No olvidemos que en las elecciones estaduales del año pasado, en el segundo turno, el PSOL cerró un acuerdo con el PMDB (el partido de Temer) en Belén (capital de Pará) y el candidato del PSOL en Cuiabá (Mato Grosso), fue el procurador Mauro, un evangelista contrario al derecho al aborto y al casamiento igualitario, entre otros. Ha tenido siempre una fuerte influencia clerical, consentida por el arco izquierdista. El candidato del PSOL en Río de Janeiro, Marcelo Freixo, hizo campaña con el planteo de que “sería absurdo demonizar al capital privado”.

Izquierda

Esta política general no ha sido un obstáculo para la colaboración de las diversas corrientes de la izquierda “radical”. Tal es el caso del MES (enrolada en el MST argentino), que ha apoyado entusiastamente las candidaturas más reaccionarias del PSOL y recibido incluso apoyo financiero de la siderúrgica Gerdau. La CST, corriente afín a Izquierda Socialista en la Argentina, denuncia estas candidaturas, mientras las acompaña en las listas. A este arco se ha sumado el Movimiento para una Alternativa Independiente (Mais), fracción que rompió con el PSTU, favorable a una campaña por las ‘diretas’ con el PT. El Movimiento Revolucionario de Trabajadores (MRT-PTS), a su turno, ha renovado su pedido de ingreso al PSOL. La supuesta “autonomía” al interior de esta formación política, que se esgrime para justificar la permanencia o el ingreso en sus filas, sirve como pantalla para desarrollar una complicidad política con un planteo y una dirección atada por toda clase de vínculos con las patronales y el Estado.

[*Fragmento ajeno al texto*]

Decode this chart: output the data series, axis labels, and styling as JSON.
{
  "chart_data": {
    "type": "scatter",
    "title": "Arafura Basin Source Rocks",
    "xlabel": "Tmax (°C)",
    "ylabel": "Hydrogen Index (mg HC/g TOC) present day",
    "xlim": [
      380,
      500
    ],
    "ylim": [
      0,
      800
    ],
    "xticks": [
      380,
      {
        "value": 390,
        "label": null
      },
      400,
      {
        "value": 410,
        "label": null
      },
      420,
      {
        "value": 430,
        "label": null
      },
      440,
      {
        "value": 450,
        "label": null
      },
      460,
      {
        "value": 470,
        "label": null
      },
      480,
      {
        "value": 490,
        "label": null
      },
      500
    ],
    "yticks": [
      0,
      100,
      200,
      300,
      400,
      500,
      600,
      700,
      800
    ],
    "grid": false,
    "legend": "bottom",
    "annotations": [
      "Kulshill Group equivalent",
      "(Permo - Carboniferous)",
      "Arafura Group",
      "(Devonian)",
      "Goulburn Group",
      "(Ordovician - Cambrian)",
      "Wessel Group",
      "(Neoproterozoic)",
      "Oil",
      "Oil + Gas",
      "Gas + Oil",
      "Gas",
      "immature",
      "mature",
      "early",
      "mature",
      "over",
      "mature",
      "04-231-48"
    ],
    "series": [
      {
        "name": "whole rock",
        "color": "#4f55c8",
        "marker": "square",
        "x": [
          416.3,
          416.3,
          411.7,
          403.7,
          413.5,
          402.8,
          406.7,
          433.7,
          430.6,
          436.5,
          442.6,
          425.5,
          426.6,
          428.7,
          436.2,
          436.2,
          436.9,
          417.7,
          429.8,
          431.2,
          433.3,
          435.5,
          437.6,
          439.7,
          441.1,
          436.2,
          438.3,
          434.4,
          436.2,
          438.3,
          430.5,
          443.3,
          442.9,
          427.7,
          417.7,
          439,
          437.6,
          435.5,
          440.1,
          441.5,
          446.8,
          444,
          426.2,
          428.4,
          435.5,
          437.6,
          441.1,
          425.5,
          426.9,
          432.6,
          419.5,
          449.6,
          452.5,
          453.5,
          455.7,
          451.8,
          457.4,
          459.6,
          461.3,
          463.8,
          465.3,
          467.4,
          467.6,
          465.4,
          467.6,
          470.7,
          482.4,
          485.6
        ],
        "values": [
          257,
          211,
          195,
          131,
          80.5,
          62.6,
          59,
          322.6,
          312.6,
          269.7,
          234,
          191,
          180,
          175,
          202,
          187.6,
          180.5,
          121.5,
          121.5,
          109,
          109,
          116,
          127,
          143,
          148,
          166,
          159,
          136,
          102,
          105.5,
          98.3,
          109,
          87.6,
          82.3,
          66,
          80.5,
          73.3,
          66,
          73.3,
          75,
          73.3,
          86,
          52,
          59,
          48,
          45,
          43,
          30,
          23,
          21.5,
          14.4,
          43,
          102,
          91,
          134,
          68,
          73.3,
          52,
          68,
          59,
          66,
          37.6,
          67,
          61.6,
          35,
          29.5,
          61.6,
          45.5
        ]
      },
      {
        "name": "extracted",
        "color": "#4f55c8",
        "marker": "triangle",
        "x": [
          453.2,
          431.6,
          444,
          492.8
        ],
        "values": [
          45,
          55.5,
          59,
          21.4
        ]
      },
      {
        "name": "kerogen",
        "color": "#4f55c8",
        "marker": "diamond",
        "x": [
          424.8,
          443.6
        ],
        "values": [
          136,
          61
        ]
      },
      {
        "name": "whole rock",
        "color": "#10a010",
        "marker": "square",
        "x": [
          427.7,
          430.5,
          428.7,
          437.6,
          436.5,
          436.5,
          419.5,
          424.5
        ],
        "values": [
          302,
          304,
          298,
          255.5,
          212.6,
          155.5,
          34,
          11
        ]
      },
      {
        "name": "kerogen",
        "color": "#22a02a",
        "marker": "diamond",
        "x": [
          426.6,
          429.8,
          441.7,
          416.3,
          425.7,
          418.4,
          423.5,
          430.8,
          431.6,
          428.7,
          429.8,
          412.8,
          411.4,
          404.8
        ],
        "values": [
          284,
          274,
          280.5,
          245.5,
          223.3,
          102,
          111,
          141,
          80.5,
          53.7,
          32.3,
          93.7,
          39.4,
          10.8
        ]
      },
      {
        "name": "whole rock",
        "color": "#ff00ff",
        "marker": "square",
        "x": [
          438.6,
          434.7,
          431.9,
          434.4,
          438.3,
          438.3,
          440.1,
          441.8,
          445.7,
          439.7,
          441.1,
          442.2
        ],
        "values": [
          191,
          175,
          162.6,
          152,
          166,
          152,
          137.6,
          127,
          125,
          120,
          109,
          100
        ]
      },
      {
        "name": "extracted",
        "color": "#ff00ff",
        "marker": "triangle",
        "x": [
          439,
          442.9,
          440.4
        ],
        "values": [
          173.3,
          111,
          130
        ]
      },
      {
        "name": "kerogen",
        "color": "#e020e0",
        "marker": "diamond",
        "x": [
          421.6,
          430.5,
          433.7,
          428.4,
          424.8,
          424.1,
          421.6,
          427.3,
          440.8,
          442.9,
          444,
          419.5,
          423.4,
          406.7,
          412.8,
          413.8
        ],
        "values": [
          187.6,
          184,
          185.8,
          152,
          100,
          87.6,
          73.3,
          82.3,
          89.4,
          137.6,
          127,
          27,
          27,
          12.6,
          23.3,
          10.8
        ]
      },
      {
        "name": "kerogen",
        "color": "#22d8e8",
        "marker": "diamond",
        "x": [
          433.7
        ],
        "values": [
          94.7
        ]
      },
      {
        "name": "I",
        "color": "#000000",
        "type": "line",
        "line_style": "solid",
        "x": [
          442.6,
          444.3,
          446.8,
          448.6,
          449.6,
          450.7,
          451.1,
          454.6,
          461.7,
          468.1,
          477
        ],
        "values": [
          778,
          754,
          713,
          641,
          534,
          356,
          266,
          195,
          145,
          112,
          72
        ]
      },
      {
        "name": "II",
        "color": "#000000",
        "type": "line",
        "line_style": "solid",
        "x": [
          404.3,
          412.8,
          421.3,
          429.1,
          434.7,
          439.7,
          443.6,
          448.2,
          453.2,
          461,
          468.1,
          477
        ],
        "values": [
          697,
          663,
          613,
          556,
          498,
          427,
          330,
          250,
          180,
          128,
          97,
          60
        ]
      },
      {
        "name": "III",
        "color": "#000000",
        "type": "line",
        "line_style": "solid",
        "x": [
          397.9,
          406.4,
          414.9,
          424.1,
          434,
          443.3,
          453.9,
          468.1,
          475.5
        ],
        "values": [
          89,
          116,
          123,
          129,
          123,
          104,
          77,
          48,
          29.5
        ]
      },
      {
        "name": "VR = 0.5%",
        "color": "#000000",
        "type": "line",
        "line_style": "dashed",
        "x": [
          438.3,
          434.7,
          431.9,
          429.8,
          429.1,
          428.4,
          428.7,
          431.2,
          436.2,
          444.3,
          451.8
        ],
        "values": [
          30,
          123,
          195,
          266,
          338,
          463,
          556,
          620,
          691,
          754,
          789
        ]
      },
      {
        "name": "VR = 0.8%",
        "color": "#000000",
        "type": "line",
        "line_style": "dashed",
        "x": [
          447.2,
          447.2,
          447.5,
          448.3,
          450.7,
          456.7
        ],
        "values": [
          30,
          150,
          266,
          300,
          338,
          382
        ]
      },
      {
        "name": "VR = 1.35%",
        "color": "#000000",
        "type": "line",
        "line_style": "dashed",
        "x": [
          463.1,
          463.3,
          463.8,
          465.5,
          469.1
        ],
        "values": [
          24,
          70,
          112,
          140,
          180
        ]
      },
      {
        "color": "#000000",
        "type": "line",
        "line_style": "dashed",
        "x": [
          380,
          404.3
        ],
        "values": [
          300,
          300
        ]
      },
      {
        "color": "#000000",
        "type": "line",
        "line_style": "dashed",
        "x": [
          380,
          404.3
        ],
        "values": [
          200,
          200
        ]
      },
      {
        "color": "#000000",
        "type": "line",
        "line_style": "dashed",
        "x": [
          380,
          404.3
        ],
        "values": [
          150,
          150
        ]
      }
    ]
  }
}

El “entrismo” en el PSOL no tiene nada que ver con el que, en su momento, justificó el ingreso en el PT en la década del ’80. En el caso del Partido Obrero y de los militantes y corriente afines que militaban en Brasil, no sólo promovimos el ingreso en el PT, además impulsamos y jugamos un papel activo en su fundación. La constitución del PT encarnó un giro político de los trabajadores, y como tal representó un paso adelante “real” en la estructuración política independiente de la clase obrera. Esa experiencia, como ya sabemos, terminó abortada, pero eso no desmiente su valor y su significado. No es el caso del PSOL, que no ha pasado de ser una combinación superestructural de cliques y arribistas políticos, ajeno a un reagrupamiento político genuino de la clase obrera.

El PSOL es una de las versiones más derechistas de los “partidos amplios” y “plurales’ que han fracasado en otras partes del mundo. Viene al caso señalar que el Congreso del PSOL, haciendo caso omiso a la experiencia ya recorrida, no se privó en hacer una reivindicación de Podemos, Francia Insumisa (de Melenchon), Bloco de Esquerda (Portugal) y hasta de la propia Syriza, omitiendo cualquier referencia al ajuste que se lleva adelante en Grecia.